Five years ago avocados were virtually unheard of in China, but a rapidly growing middle class has seen demand for foreign avocados skyrocket.
Located between the tall office buildings of Beijing’s CBD sits Chaan, a western-style salad bar catering to the city’s increasingly health-conscious army of white-collar workers.
Zhu Hui, 35, is a regular customer of the fruit.
“I first heard about avocados when watching a foreign online video about their nutrition and beauty benefits," she told SBS News.
"Since everyone has become more conscious of their health, avocados have become more popular."
Chaan owner Jiao Jun said he was one of the first in Beijing to serve what's known locally as 'butter fruit’, a gamble that paid off.
“At the start, about five years ago, these dishes didn't sell well," he said.
"Customers just weren't familiar. But in the past year more and more people have approached us asking if we serve avocados."

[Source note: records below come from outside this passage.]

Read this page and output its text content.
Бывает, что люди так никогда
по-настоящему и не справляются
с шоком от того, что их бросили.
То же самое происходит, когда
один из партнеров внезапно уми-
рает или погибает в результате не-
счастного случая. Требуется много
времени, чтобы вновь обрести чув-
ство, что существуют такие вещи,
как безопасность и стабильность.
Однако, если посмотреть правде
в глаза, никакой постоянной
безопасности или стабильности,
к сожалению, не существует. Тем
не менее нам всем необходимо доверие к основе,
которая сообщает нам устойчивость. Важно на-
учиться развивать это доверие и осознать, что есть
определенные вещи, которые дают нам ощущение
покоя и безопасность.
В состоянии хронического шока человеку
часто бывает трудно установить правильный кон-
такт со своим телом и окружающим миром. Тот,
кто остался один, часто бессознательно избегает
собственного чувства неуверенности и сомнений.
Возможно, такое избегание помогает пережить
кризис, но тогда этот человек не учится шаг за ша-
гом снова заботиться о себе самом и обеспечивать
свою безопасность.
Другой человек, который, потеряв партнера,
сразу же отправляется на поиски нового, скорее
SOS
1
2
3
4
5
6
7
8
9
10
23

According to United Nations data, China's avocado market is worth almost one billion dollars.
“We’ve seen an almost ten-fold growth every year since 2012,” Clement Mougenot, an analyst from the China-based Daxue Consulting said.
“It’s likely that we’ll continue to see growth."

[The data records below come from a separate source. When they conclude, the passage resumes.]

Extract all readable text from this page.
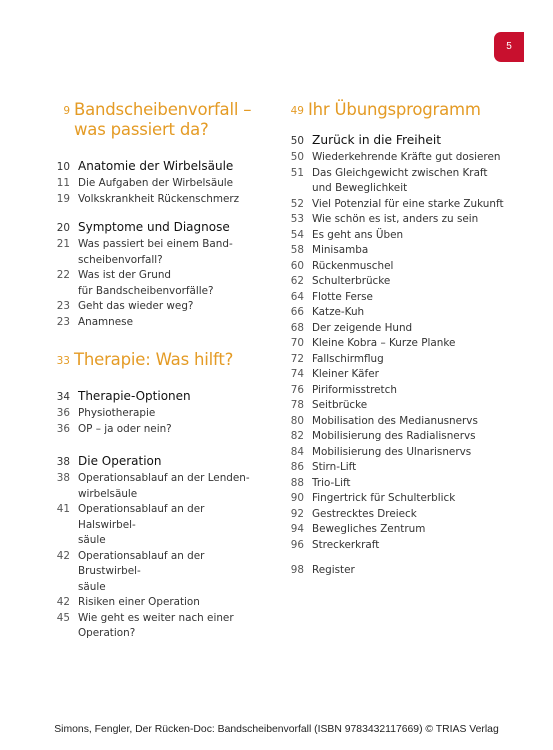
5
9 Bandscheibenvorfall –
was passiert da?
10 Anatomie der Wirbelsäule
11 Die Aufgaben der Wirbelsäule
19 Volkskrankheit Rückenschmerz
20 Symptome und Diagnose
21 Was passiert bei einem Band-
scheibenvorfall?
22 Was ist der Grund
für Bandscheibenvorfälle?
23 Geht das wieder weg?
23 Anamnese
33 Therapie: Was hilft?
34 Therapie-Optionen
36 Physiotherapie
36 OP – ja oder nein?
38 Die Operation
38 Operationsablauf an der Lenden-
wirbelsäule
41 Operationsablauf an der Halswirbel-
säule
42 Operationsablauf an der Brustwirbel-
säule
42 Risiken einer Operation
45 Wie geht es weiter nach einer
Operation?
49 Ihr Übungsprogramm
50 Zurück in die Freiheit
50 Wiederkehrende Kräfte gut dosieren
51 Das Gleichgewicht zwischen Kraft
und Beweglichkeit
52 Viel Potenzial für eine starke Zukunft
53 Wie schön es ist, anders zu sein
54 Es geht ans Üben
58 Minisamba
60 Rückenmuschel
62 Schulterbrücke
64 Flotte Ferse
66 Katze-Kuh
68 Der zeigende Hund
70 Kleine Kobra – Kurze Planke
72 Fallschirmflug
74 Kleiner Käfer
76 Piriformisstretch
78 Seitbrücke
80 Mobilisation des Medianusnervs
82 Mobilisierung des Radialisnervs
84 Mobilisierung des Ulnarisnervs
86 Stirn-Lift
88 Trio-Lift
90 Fingertrick für Schulterblick
92 Gestrecktes Dreieck
94 Bewegliches Zentrum
96 Streckerkraft
98 Register
Simons, Fengler, Der Rücken-Doc: Bandscheibenvorfall (ISBN 9783432117669) © TRIAS Verlag
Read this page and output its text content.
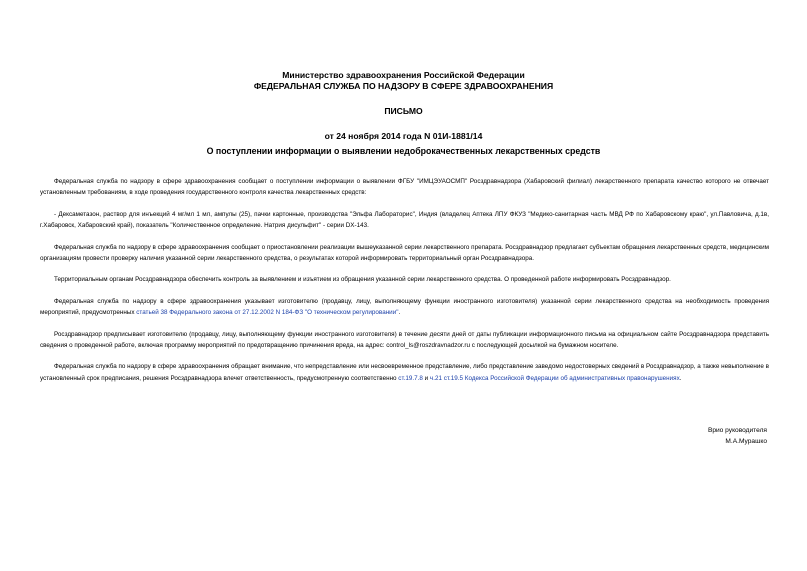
Министерство здравоохранения Российской Федерации
ФЕДЕРАЛЬНАЯ СЛУЖБА ПО НАДЗОРУ В СФЕРЕ ЗДРАВООХРАНЕНИЯ
ПИСЬМО
от 24 ноября 2014 года N 01И-1881/14
О поступлении информации о выявлении недоброкачественных лекарственных средств

Федеральная служба по надзору в сфере здравоохранения сообщает о поступлении информации о выявлении ФГБУ "ИМЦЭУАОСМП" Росздравнадзора (Хабаровский филиал) лекарственного препарата качество которого не отвечает установленным требованиям, в ходе проведения государственного контроля качества лекарственных средств:

- Дексаметазон, раствор для инъекций 4 мг/мл 1 мл, ампулы (25), пачки картонные, производства "Эльфа Лабораторис", Индия (владелец Аптека ЛПУ ФКУЗ "Медико-санитарная часть МВД РФ по Хабаровскому краю", ул.Павловича, д.1в, г.Хабаровск, Хабаровский край), показатель "Количественное определение. Натрия дисульфит" - серии DX-143.

Федеральная служба по надзору в сфере здравоохранения сообщает о приостановлении реализации вышеуказанной серии лекарственного препарата. Росздравнадзор предлагает субъектам обращения лекарственных средств, медицинским организациям провести проверку наличия указанной серии лекарственного средства, о результатах которой информировать территориальный орган Росздравнадзора.

Территориальным органам Росздравнадзора обеспечить контроль за выявлением и изъятием из обращения указанной серии лекарственного средства. О проведенной работе информировать Росздравнадзор.

Федеральная служба по надзору в сфере здравоохранения указывает изготовителю (продавцу, лицу, выполняющему функции иностранного изготовителя) указанной серии лекарственного средства на необходимость проведения мероприятий, предусмотренных статьей 38 Федерального закона от 27.12.2002 N 184-ФЗ "О техническом регулировании".

Росздравнадзор предписывает изготовителю (продавцу, лицу, выполняющему функции иностранного изготовителя) в течение десяти дней от даты публикации информационного письма на официальном сайте Росздравнадзора представить сведения о проведенной работе, включая программу мероприятий по предотвращению причинения вреда, на адрес: control_ls@roszdravnadzor.ru с последующей досылкой на бумажном носителе.

Федеральная служба по надзору в сфере здравоохранения обращает внимание, что непредставление или несвоевременное представление, либо представление заведомо недостоверных сведений в Росздравнадзор, а также невыполнение в установленный срок предписания, решения Росздравнадзора влечет ответственность, предусмотренную соответственно ст.19.7.8 и ч.21 ст.19.5 Кодекса Российской Федерации об административных правонарушениях.

Врио руководителя
М.А.Мурашко
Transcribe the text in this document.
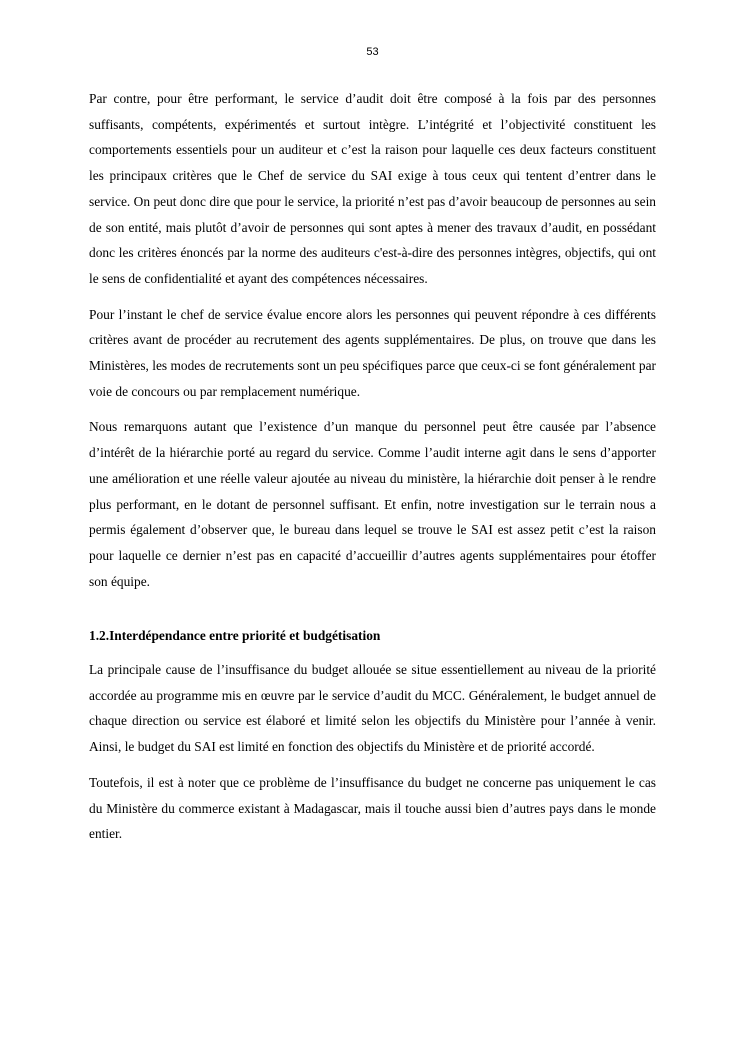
53

Par contre, pour être performant, le service d’audit doit être composé à la fois par des personnes suffisants, compétents, expérimentés et surtout intègre. L’intégrité et l’objectivité constituent les comportements essentiels pour un auditeur et c’est la raison pour laquelle ces deux facteurs constituent les principaux critères que le Chef de service du SAI exige à tous ceux qui tentent d’entrer dans le service. On peut donc dire que pour le service, la priorité n’est pas d’avoir beaucoup de personnes au sein de son entité, mais plutôt d’avoir de personnes qui sont aptes à mener des travaux d’audit, en possédant donc les critères énoncés par la norme des auditeurs c'est-à-dire des personnes intègres, objectifs, qui ont le sens de confidentialité et ayant des compétences nécessaires.

Pour l’instant le chef de service évalue encore alors les personnes qui peuvent répondre à ces différents critères avant de procéder au recrutement des agents supplémentaires. De plus, on trouve que dans les Ministères, les modes de recrutements sont un peu spécifiques parce que ceux-ci se font généralement par voie de concours ou par remplacement numérique.

Nous remarquons autant que l’existence d’un manque du personnel peut être causée par l’absence d’intérêt de la hiérarchie porté au regard du service. Comme l’audit interne agit dans le sens d’apporter une amélioration et une réelle valeur ajoutée au niveau du ministère, la hiérarchie doit penser à le rendre plus performant, en le dotant de personnel suffisant. Et enfin, notre investigation sur le terrain nous a permis également d’observer que, le bureau dans lequel se trouve le SAI est assez petit c’est la raison pour laquelle ce dernier n’est pas en capacité d’accueillir d’autres agents supplémentaires pour étoffer son équipe.

1.2.Interdépendance entre priorité et budgétisation

La principale cause de l’insuffisance du budget allouée se situe essentiellement au niveau de la priorité accordée au programme mis en œuvre par le service d’audit du MCC. Généralement, le budget annuel de chaque direction ou service est élaboré et limité selon les objectifs du Ministère pour l’année à venir. Ainsi, le budget du SAI est limité en fonction des objectifs du Ministère et de priorité accordé.

Toutefois, il est à noter que ce problème de l’insuffisance du budget ne concerne pas uniquement le cas du Ministère du commerce existant à Madagascar, mais il touche aussi bien d’autres pays dans le monde entier.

While Mexico, Chile and Peru dominate China’s imports, Australian avocado farmers are missing out.
“Australia doesn't have access to China for avocados,” Avocados Australia CEO John Tyas said.

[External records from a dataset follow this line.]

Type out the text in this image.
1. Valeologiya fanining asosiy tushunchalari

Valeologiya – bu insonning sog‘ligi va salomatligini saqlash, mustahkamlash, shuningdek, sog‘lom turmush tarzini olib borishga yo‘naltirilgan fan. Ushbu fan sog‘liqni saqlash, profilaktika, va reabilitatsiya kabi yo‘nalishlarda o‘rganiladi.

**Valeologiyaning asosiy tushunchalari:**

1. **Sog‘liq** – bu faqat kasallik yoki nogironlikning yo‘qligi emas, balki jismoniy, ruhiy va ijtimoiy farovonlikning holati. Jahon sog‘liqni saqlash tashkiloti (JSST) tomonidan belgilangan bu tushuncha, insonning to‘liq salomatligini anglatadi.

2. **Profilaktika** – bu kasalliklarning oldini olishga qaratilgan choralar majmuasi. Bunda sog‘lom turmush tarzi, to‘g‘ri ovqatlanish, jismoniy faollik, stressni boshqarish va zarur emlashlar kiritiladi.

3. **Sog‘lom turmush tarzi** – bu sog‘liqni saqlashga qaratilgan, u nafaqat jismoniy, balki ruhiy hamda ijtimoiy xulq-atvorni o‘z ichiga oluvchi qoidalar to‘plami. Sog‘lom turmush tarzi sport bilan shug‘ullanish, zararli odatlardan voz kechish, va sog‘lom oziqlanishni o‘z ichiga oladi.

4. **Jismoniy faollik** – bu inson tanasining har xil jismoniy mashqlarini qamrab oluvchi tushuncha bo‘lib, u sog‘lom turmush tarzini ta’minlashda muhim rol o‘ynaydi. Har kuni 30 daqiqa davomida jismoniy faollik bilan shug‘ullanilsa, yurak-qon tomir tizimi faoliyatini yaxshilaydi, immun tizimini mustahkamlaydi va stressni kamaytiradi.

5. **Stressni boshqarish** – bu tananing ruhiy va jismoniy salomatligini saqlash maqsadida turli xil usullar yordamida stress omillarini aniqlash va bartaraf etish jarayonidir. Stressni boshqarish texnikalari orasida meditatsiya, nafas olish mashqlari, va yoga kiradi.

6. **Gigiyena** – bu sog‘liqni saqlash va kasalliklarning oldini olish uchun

“Avocados are prohibited to enter mainland China from Australia. We're obviously really keen to get access.”
This year avocados were prioritised for market access negotiations with the Australian government.
“A small step forward but a really important step,” Mr Tyas said.
Mr Mougenot said more exporters would lower prices, and make the fruit available outside of major cities.
“When you look at the figures there's definitely space for other market players," he said.
"The avocado right now is quite expensive for most Chinese consumers."
While younger generations of Chinese living in China’s first-tier cities have enthusiastically adopted avocados into their diet, many others have not.
At a wet market 15 minutes drive east from Beijing’s CBD, fruit seller Liu Wei said her first attempt to sell a box of avocados was a failure.
“My husband thought we’d try them, but all our customers think they’re too expensive," she said.
"We definitely lost money and won’t try again.”
But that's not the only problem. Avocados are unrecognisable to most many living residents living in less developed areas of China.
“I’ve never seen that fruit before,” Mrs Li, 85, said.
“It looks strange. Is it edible?” Mrs Ren, 69, said
"it doesn't taste like anything! I wouldn't eat this," after being offered a piece of freshly sliced avocado."
Hoping to boost the China’s appetite is Australian Cassie Wang.
Her newly-opened Beijing cafe Home Grounds is helping to popularise a brunch favourite from her home city, Sydney.
“Our avocado smash is the most ordered breakfast dish on the menu, and I see a lot of Chinese people ordering it and sharing it with their friends," she said.
"We're one of the few places serving it in Beijing so far, but I'm sure there will soon be many others.”